Incanestrato di Castel del Monte

Incanestrato di Castel del Monte is a traditional cheese from the Abruzzo region in Italy. It is specifically produced in the towns and communes of Castel del Monte, Pescocostanzo, and Roccaraso. This cheese has a rich history that dates back to the Middle Ages when it was made by shepherds in the area.
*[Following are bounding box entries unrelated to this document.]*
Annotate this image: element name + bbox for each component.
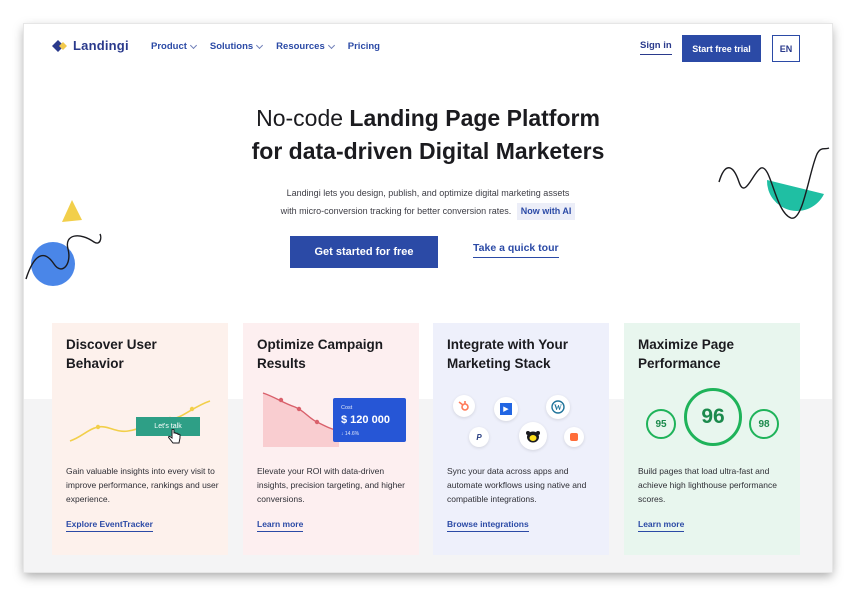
menu-item-label: Solutions: [209, 41, 254, 52]
dynamics-icon: ▶: [494, 397, 518, 421]
hero-title: No-code Landing Page Platform for data-d…: [24, 102, 832, 168]
menu-item-resources[interactable]: Resources: [276, 41, 335, 52]
chevron-down-icon: [189, 41, 197, 49]
chevron-down-icon: [256, 41, 264, 49]
hero-subtitle-line-1: Landingi lets you design, publish, and o…: [286, 188, 570, 198]
hubspot-icon: [453, 395, 475, 417]
sign-in-link[interactable]: Sign in: [640, 40, 672, 55]
card-title: Integrate with Your Marketing Stack: [447, 337, 569, 371]
score-gauge-small: 95: [646, 409, 676, 439]
cost-change: ↓ 14.6%: [341, 431, 360, 437]
feature-card-user-behavior: Discover User Behavior Let's talk Gain v…: [52, 323, 228, 555]
card-description: Build pages that load ultra-fast and ach…: [638, 466, 777, 504]
feature-card-integrations: Integrate with Your Marketing Stack ▶ W …: [433, 323, 609, 555]
card-title: Discover User Behavior: [66, 337, 157, 371]
menu-item-pricing[interactable]: Pricing: [348, 41, 380, 52]
logo[interactable]: Landingi: [52, 38, 129, 53]
cost-label: Cost: [341, 405, 353, 411]
menu-item-solutions[interactable]: Solutions: [209, 41, 264, 52]
feature-card-campaign-results: Optimize Campaign Results Cost $ 120 000…: [243, 323, 419, 555]
decorative-shapes-right: [718, 147, 830, 219]
start-free-trial-button[interactable]: Start free trial: [682, 35, 761, 62]
card-description: Elevate your ROI with data-driven insigh…: [257, 466, 405, 504]
quick-tour-link[interactable]: Take a quick tour: [473, 242, 559, 258]
integrations-illustration: ▶ W P: [433, 385, 609, 455]
card-description: Sync your data across apps and automate …: [447, 466, 587, 504]
score-gauge-small: 98: [749, 409, 779, 439]
hero-title-bold-line-2: for data-driven Digital Marketers: [251, 138, 605, 164]
mailchimp-icon: [519, 422, 547, 450]
learn-more-link[interactable]: Learn more: [638, 519, 685, 532]
top-navigation: Landingi Product Solutions Resources Pri…: [24, 24, 832, 72]
feature-card-performance: Maximize Page Performance 95 96 98 Build…: [624, 323, 800, 555]
event-tracker-illustration: Let's talk: [52, 385, 228, 455]
menu-item-label: Resources: [276, 41, 325, 52]
language-selector[interactable]: EN: [772, 35, 800, 62]
hand-cursor-icon: [168, 429, 181, 444]
hero-subtitle: Landingi lets you design, publish, and o…: [24, 184, 832, 220]
card-description: Gain valuable insights into every visit …: [66, 466, 219, 504]
decorative-shapes-left: [25, 200, 102, 286]
card-title: Maximize Page Performance: [638, 337, 735, 371]
browse-integrations-link[interactable]: Browse integrations: [447, 519, 529, 532]
performance-scores-illustration: 95 96 98: [624, 385, 800, 455]
landingi-logo-icon: [52, 39, 67, 52]
main-menu: Product Solutions Resources Pricing: [151, 41, 380, 52]
chevron-down-icon: [327, 41, 335, 49]
paypal-icon: P: [469, 427, 489, 447]
cost-value: $ 120 000: [341, 414, 390, 426]
menu-item-label: Pricing: [347, 41, 380, 52]
hero-title-regular: No-code: [256, 105, 350, 131]
card-title: Optimize Campaign Results: [257, 337, 384, 371]
browser-page: Landingi Product Solutions Resources Pri…: [24, 24, 832, 572]
campaign-illustration: Cost $ 120 000 ↓ 14.6%: [243, 385, 419, 455]
menu-item-label: Product: [151, 41, 187, 52]
score-value: 96: [701, 405, 725, 428]
explore-eventtracker-link[interactable]: Explore EventTracker: [66, 519, 153, 532]
zapier-icon: [564, 427, 584, 447]
score-value: 95: [655, 418, 667, 430]
score-gauge-large: 96: [684, 388, 742, 446]
hero-title-bold: Landing Page Platform: [349, 105, 600, 131]
brand-name: Landingi: [73, 38, 129, 53]
get-started-button[interactable]: Get started for free: [290, 236, 438, 268]
cost-summary-card: Cost $ 120 000 ↓ 14.6%: [333, 398, 406, 442]
ai-badge: Now with AI: [516, 203, 576, 220]
svg-text:W: W: [554, 403, 562, 412]
hero-subtitle-line-2: with micro-conversion tracking for bette…: [280, 206, 512, 216]
menu-item-product[interactable]: Product: [151, 41, 197, 52]
score-value: 98: [758, 418, 770, 430]
wordpress-icon: W: [546, 395, 570, 419]
learn-more-link[interactable]: Learn more: [257, 519, 304, 532]
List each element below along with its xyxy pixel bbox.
The cheese gets its name from the traditional method of production, where it is shaped like a basket (incanestrato means “basketed” in Italian). It is made from sheep’s milk, which is collected from local farms and then processed in small dairies. The cheese is aged for a minimum of 60 days, during which it develops a firm texture and a slightly tangy flavor.

Incanestrato di Castel del Monte has received the PAT (Traditional Agri-Food Product) recognition, which guarantees its authenticity and traditional production methods. According to the specifications, the cheese must be made from raw sheep’s milk and aged for at least 60 days. It should have a pale yellow color and a compact texture, with no holes or cracks.

One popular recipe that features Incanestrato di Castel del Monte is “Pasta alla Chitarra con Incanestrato.” This dish combines the cheese with homemade pasta, typically made using a special tool called a chitarra, which gives the pasta a unique square shape. The cheese is grated over the cooked pasta, creating a creamy and flavorful dish.

Another recipe that highlights the cheese is “Incanestrato di Castel del Monte e Miele.” In this recipe, thin slices of the cheese are served with a drizzle of local honey. The combination of the slightly salty cheese and the sweet honey creates a delightful contrast of flavors.